Des milliers de personnes ont assisté, à Minab, au cortège funèbre d’enfants dont les dépouilles ont récemment été extraites des décombres d’une école pour filles touchée le premier jour de la guerre américano-israélienne contre l’Iran.
Ce sont ainsi plus de 68 restes humains appartenant à 34 élèves tués lors de l’attaque aérienne américaine contre l’école primaire Shajareh Tayyebeh de Minab qui ont été identifiés grâce à des analyses ADN, puis inhumés — près de cinq mois après cette attaque qui a coûté la vie à 168 personnes, dont une majorité d’enfants.

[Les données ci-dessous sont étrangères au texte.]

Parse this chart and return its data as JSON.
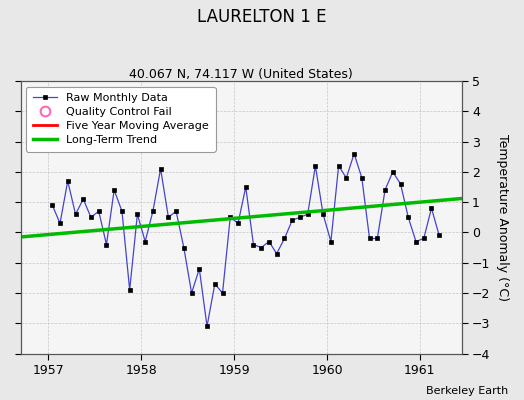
{
  "title": "LAURELTON 1 E",
  "subtitle": "40.067 N, 74.117 W (United States)",
  "ylabel": "Temperature Anomaly (°C)",
  "credit": "Berkeley Earth",
  "xlim": [
    1956.7,
    1961.45
  ],
  "ylim": [
    -4,
    5
  ],
  "yticks": [
    -4,
    -3,
    -2,
    -1,
    0,
    1,
    2,
    3,
    4,
    5
  ],
  "xticks": [
    1957,
    1958,
    1959,
    1960,
    1961
  ],
  "bg_color": "#e8e8e8",
  "plot_bg_color": "#f5f5f5",
  "raw_data_x": [
    1957.042,
    1957.125,
    1957.208,
    1957.292,
    1957.375,
    1957.458,
    1957.542,
    1957.625,
    1957.708,
    1957.792,
    1957.875,
    1957.958,
    1958.042,
    1958.125,
    1958.208,
    1958.292,
    1958.375,
    1958.458,
    1958.542,
    1958.625,
    1958.708,
    1958.792,
    1958.875,
    1958.958,
    1959.042,
    1959.125,
    1959.208,
    1959.292,
    1959.375,
    1959.458,
    1959.542,
    1959.625,
    1959.708,
    1959.792,
    1959.875,
    1959.958,
    1960.042,
    1960.125,
    1960.208,
    1960.292,
    1960.375,
    1960.458,
    1960.542,
    1960.625,
    1960.708,
    1960.792,
    1960.875,
    1960.958,
    1961.042,
    1961.125,
    1961.208
  ],
  "raw_data_y": [
    0.9,
    0.3,
    1.7,
    0.6,
    1.1,
    0.5,
    0.7,
    -0.4,
    1.4,
    0.7,
    -1.9,
    0.6,
    -0.3,
    0.7,
    2.1,
    0.5,
    0.7,
    -0.5,
    -2.0,
    -1.2,
    -3.1,
    -1.7,
    -2.0,
    0.5,
    0.3,
    1.5,
    -0.4,
    -0.5,
    -0.3,
    -0.7,
    -0.2,
    0.4,
    0.5,
    0.6,
    2.2,
    0.6,
    -0.3,
    2.2,
    1.8,
    2.6,
    1.8,
    -0.2,
    -0.2,
    1.4,
    2.0,
    1.6,
    0.5,
    -0.3,
    -0.2,
    0.8,
    -0.1
  ],
  "trend_x": [
    1956.7,
    1961.45
  ],
  "trend_y": [
    -0.15,
    1.12
  ],
  "raw_color": "#4444cc",
  "trend_color": "#00bb00",
  "mavg_color": "#ff0000",
  "qc_color": "#ff69b4",
  "legend_loc": "upper left"
}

Les dépouilles, retrouvées au terme de plusieurs semaines d’opérations de recherche à l’école et dans ses environs, ont été transportées mercredi dans les rues de la province de Hormozgan lors d’un cortège funèbre avant d’être inhumées au cimetière des Martyrs de la ville.

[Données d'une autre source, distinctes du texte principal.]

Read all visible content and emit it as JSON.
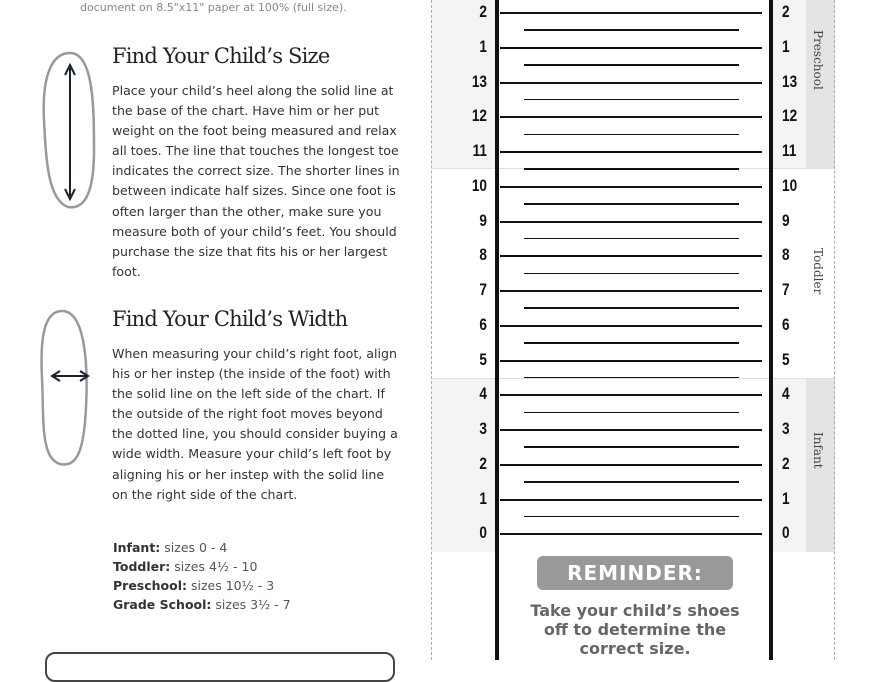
{
  "top_note": "document on 8.5\"x11\" paper at 100% (full size).",
  "size_section": {
    "title": "Find Your Child’s Size",
    "body": "Place your child’s heel along the solid line at the base of the chart. Have him or her put weight on the foot being measured and relax all toes. The line that touches the longest toe indicates the correct size. The shorter lines in between indicate half sizes. Since one foot is often larger than the other, make sure you measure both of your child’s feet. You should purchase the size that fits his or her largest foot."
  },
  "width_section": {
    "title": "Find Your Child’s Width",
    "body": "When measuring your child’s right foot, align his or her instep (the inside of the foot) with the solid line on the left side of the chart. If the outside of the right foot moves beyond the dotted line, you should consider buying a wide width. Measure your child’s left foot by aligning his or her instep with the solid line on the right side of the chart."
  },
  "legend": [
    {
      "label": "Infant:",
      "value": "sizes 0 - 4"
    },
    {
      "label": "Toddler:",
      "value": "sizes 4½ - 10"
    },
    {
      "label": "Preschool:",
      "value": "sizes 10½ - 3"
    },
    {
      "label": "Grade School:",
      "value": "sizes 3½ - 7"
    }
  ],
  "chart": {
    "sizes": [
      "2",
      "1",
      "13",
      "12",
      "11",
      "10",
      "9",
      "8",
      "7",
      "6",
      "5",
      "4",
      "3",
      "2",
      "1",
      "0"
    ],
    "categories": {
      "preschool": "Preschool",
      "toddler": "Toddler",
      "infant": "Infant"
    },
    "band_color": "#f4f4f4",
    "category_band_color": "#e4e4e4"
  },
  "reminder": {
    "title": "REMINDER:",
    "text": "Take your child’s shoes off to determine the correct size."
  }
}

Des parents endeuillés et de nombreux habitants s’étaient auparavant rassemblés sur le lieu où les cercueils étaient préparés afin de faire leurs derniers adieux aux restes de leurs enfants.
Mojtaba Qahramani, chef du pouvoir judiciaire de la province de Hormozgan, a déclaré que, malgré de multiples opérations de recherche spécialisées menées dans l’école et ses alentours, aucune trace de Makan Nasiri, un élève de première année âgé de sept ans, n’avait été retrouvée. Il demeure la seule victime dont le corps reste introuvable.
M. Qahramani a déclaré à l’agence de presse Fars que le missile américain avait frappé directement l’endroit où se trouvait Makan au moment de l’impact.
Une tombe symbolique a été aménagée pour le jeune garçon, tandis que ses effets personnels, notamment un pull taché de sang et une chaussure de sport, sont exposés dans une vitrine d’une mosquée voisine.
Ses parents ont passé des mois à rechercher le moindre indice permettant de retrouver leur fils. « Où suis-je censé chercher mon fils ? », avait demandé son père, les yeux embués de larmes, lors d’une interview accordée plus tôt cette année.
L’attaque du 28 février contre l’école Shajareh Tayyebeh a eu lieu le premier jour de l’agression militaire américano-israélienne contre l’Iran. Il s’agit de l'attaque la plus meurtrière ayant visé des civils durant ce conflit.
L’attaque a fait 168 morts, dont 120 élèves et 26 enseignants. Plus de 110 personnes ont également été blessées. Les autorités locales ont indiqué que les nouvelles opérations de recherche avaient permis de retrouver d’autres restes appartenant aux 34 élèves identifiés, mais qu’aucune trace de Makan Nasiri n’avait encore été découverte.
L’enquête a établi que trois missiles de croisière Tomahawk avaient frappé l’école, touchant directement l’établissement à trois reprises.
L’attaque a suscité une vague de condamnations de la part des Nations Unies et d’organisations de défense des droits humains. « Les familles des enfants tués ont le droit de connaître la vérité sur ce qui s’est passé », avait déclaré Ravina Shamdasani, porte-parole du Haut-Commissariat des Nations Unies aux droits de l’homme.
Plusieurs mois après la frappe, le Pentagone refuse toujours de mener à son terme l’examen standard des renseignements qui permettrait d’établir précisément les circonstances de l’attaque, selon plusieurs responsables américains et des médias.
L’armée américaine a achevé les deux premières phases de son évaluation quelques jours après la frappe, confirmant que ses forces avaient bien touché l’école. En revanche, l’examen final des renseignements — procédure habituellement engagée lorsqu’un incident entraîne un grand nombre de victimes civiles — n’a jamais été ordonné.
Selon plusieurs informations, de hauts responsables militaires américains auraient ignoré des avertissements figurant dans des bases de données de ciblage essentielles, signalant que les renseignements relatifs aux cibles iraniennes étaient largement obsolètes. Cette décision aurait été prise au nom de « l’efficacité », les commandants ayant cherché à finaliser rapidement les listes de cibles au début du conflit.
Dans une interview à Fox News, le président américain a déclaré que les conclusions de l’enquête pourraient ne jamais être rendues publiques. « Je ne pense pas que quiconque puisse un jour dire ce qui s’est réellement passé là-bas », a-t-il déclaré. Interrogé sur des images satellites montrant des fragments d’un missile Tomahawk américain sur le site, Donald Trump a suggéré que ces images pourraient avoir été « générées par une intelligence artificielle ».
Plus d’une vingtaine de sénateurs démocrates ont réclamé des explications, estimant qu’« il n’existe aucune justification pour retenir la publication d’un rapport non classifié expliquant ce qui s’est passé, ce qui a mal tourné et les mesures que le ministère entend prendre afin qu’un tel drame ne se reproduise plus ».